Max - May 2nd 2008 5:42 AM
There is nothing wrong with a properties file. ;)
The problem of course is that for your own use putting things into a properties file be it XML or otherwise works out fine but the problem more comes if you do this in your workplace. And you leave. And someone else comes along who doesn't really know what's what and starts putting more data in there, or reading AND writing.
To be honest the problem is with text files of any kind. I think XML is the main raging abuse leader because it is "structured" which some people think is enough.
Peter - May 12th 2008 6:29 PM
I'm reminded of the first legacy app I maintained in a professional capacity. It used a massive XML file to store game state, and did cross-references all over the place using ids. Absolute nightmare.
Max - May 15th 2008 9:04 PM
Yes it's hard to find a story about using XML as a data storage mechanism that doesn't end with a phrase like "Absolute nightmare".
J - Jan 8th 2009 7:30 PM
I printed your article and used it as ammunition in various meetings at work, following the utter slowdown of servers running safety-critical applications. Slowdown reason: excessive disk IO. The problem was a postgre db of several hundred gigabytes (yikes!) containing... you guessed it... XML. Properly stored, the same db would've been around 2-4 GB. I also did the actual work on a subset of the data, downsizing 8GB of the XML to 210MB of regular tables. I even implemented the necessary software changes and proved that everything from vacuums to regular inserts (which happen dozens of times per second) happen hundreds of times faster.
They decided not to go for my solution. "It's not proven that this would reduce the disk IO", they said. I gave them my numbers, to which the people in charge said "That still doesn't prove much".

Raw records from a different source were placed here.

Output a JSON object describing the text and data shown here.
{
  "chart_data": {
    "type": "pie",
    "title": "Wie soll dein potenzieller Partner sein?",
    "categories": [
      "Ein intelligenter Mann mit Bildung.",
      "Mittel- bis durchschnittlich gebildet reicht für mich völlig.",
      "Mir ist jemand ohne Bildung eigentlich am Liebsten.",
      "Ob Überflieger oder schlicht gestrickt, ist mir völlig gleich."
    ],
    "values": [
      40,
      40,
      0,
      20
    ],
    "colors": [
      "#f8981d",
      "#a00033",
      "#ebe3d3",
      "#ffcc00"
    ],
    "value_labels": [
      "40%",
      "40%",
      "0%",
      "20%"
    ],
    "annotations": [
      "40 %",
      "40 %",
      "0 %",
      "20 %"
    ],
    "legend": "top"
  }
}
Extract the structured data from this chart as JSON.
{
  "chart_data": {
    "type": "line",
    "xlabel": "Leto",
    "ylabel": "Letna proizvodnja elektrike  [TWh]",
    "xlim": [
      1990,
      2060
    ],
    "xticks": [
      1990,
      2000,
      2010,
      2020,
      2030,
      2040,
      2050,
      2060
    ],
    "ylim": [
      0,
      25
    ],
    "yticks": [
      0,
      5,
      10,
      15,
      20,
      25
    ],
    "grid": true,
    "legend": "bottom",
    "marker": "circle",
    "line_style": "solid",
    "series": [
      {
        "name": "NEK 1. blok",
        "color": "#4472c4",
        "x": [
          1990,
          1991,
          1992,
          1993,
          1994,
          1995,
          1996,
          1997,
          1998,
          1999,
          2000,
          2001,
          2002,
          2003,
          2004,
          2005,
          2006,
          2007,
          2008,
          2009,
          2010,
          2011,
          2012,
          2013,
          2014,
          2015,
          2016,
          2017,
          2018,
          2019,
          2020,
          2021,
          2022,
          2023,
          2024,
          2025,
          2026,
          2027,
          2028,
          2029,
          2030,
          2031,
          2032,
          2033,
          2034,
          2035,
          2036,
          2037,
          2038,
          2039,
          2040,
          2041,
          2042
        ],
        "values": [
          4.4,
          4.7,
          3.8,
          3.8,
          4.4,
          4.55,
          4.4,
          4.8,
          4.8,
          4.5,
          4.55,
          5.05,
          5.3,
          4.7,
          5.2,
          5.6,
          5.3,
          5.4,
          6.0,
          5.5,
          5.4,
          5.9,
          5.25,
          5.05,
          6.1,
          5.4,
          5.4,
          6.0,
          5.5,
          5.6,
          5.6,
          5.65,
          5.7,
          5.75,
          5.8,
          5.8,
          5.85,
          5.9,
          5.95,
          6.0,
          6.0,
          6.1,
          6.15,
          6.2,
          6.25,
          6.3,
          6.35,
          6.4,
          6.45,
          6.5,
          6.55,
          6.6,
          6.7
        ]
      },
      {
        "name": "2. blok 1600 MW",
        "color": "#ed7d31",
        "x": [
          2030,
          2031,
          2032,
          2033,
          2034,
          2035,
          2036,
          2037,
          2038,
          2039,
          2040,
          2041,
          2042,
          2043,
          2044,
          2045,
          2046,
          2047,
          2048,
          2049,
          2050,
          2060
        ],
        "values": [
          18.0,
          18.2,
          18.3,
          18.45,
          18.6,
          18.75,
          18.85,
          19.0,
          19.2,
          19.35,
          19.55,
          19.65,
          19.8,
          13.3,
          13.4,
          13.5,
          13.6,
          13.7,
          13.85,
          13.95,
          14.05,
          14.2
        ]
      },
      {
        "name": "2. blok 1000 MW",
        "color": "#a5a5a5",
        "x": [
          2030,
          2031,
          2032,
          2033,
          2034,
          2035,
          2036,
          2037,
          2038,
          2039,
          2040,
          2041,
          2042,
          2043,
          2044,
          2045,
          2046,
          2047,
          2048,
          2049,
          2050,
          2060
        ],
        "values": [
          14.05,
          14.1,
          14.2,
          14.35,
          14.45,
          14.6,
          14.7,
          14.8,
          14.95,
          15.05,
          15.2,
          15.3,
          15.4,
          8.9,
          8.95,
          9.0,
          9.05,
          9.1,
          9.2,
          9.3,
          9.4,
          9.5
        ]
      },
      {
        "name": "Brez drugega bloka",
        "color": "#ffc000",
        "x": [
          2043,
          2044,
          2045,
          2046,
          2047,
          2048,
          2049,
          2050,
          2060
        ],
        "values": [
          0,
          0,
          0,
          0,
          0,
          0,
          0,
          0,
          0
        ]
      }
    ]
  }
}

Last I checked, they now run the db on a new, separate machine. Nobody cares when that machine is bogged down, and when it is they just don't care if they lose inserts. Thus they did what every company offering enterprise-level solutions: Solve the problem with more hardware, and reduce functionality.
I have since switched to a less idiotic department.
Max - Feb 18th 2009 4:01 PM
Hey J, thanks for the feedback.
Sorry it didn't work out but I'm glad that someone found this almost helpful. ;)
Storing data in XML in the database is almost another nightmare in itself. I've seen this come up on thedailywtf.com a few times as well.